The ministry also warned that fish might also begin to die in large numbers in Zaporizhzhia and Kherson oblasts in the next three to five days due to a sudden drop in water levels.
Secretary of the National Security and Defense Council Oleksii Danilov said in an interview with Reuters that Ukraine has not yet launched its counteroffensive, dismissing Russia’s claims of otherwise.
Dailov said that “everyone will see” when Ukraine starts its counteroffensive.
“When all this will begin, it will be decided by our military,” he said. “When we start the counteroffensive, everyone will know about it, they will see it.”
Danilov also said the Russian officials mistakenly interpreted local Ukrainian advances in certain areas as the beginning of a larger operation.
Ukraine is ready for the counteroffensive, President Volodymyr Zelensky said in an interview with the Wall Street Journal released on June 3.
Deputy Defense Minister Hanna Maliar reported on June 7 that Ukrainian forces went on the offensive near Bakhmut in Donetsk Oblast, making small advances in the area.

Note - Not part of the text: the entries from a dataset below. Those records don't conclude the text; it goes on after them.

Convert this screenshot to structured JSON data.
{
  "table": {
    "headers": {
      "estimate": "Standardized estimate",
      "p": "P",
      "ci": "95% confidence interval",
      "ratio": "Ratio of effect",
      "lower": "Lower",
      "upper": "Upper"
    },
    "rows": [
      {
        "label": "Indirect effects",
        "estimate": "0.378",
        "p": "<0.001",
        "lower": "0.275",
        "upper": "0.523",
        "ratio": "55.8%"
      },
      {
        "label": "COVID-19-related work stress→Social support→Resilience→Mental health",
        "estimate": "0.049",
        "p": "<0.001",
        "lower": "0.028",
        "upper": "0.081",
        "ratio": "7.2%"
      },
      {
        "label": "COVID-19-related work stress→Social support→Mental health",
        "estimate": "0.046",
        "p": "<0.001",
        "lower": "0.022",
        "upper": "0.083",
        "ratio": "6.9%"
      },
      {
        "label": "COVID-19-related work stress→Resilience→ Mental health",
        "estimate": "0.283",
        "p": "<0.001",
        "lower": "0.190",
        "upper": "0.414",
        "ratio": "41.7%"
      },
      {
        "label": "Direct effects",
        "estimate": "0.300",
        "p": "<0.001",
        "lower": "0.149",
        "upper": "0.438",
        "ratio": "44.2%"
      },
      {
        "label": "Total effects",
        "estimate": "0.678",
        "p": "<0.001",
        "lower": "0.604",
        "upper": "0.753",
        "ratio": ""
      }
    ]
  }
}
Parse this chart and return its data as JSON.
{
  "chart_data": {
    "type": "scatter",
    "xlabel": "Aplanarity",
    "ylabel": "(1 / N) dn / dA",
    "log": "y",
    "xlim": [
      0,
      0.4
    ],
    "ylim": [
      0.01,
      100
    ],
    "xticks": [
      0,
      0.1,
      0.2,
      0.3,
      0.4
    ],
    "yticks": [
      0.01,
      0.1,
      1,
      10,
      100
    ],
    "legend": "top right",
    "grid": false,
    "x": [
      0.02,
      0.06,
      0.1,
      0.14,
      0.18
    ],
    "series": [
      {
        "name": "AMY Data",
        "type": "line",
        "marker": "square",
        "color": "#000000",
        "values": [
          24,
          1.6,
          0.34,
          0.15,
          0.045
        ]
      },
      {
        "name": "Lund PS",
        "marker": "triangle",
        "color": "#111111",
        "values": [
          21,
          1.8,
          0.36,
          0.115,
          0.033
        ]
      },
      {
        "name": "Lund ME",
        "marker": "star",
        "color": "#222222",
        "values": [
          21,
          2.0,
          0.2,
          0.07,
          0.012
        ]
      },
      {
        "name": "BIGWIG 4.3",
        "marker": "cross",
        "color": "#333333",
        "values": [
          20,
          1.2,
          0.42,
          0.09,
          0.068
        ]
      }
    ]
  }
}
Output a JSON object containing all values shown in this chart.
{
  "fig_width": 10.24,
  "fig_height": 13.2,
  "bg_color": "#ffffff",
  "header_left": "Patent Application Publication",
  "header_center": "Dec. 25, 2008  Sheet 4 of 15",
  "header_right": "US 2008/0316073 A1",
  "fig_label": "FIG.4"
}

Land Forces Commander, Colonel General Oleksandr Syrskyi, said that Ukraine’s forces advanced on Russian flanks near Bakhmut, gaining ground.
The Russian regular army has been replacing the Wagner Group near Bakhmut after the mercenary outfit boss, Yevgeny Prigozhin, announced these troops would withdraw after claiming that Bakhmut had been captured on May 20.
Ukraine hasn’t formally admitted the claim.
While fighting around Bakhmut is still ongoing, the industrial city with a pre-war population of 73,000 has been turned into scorched earth after almost a year of intense fighting.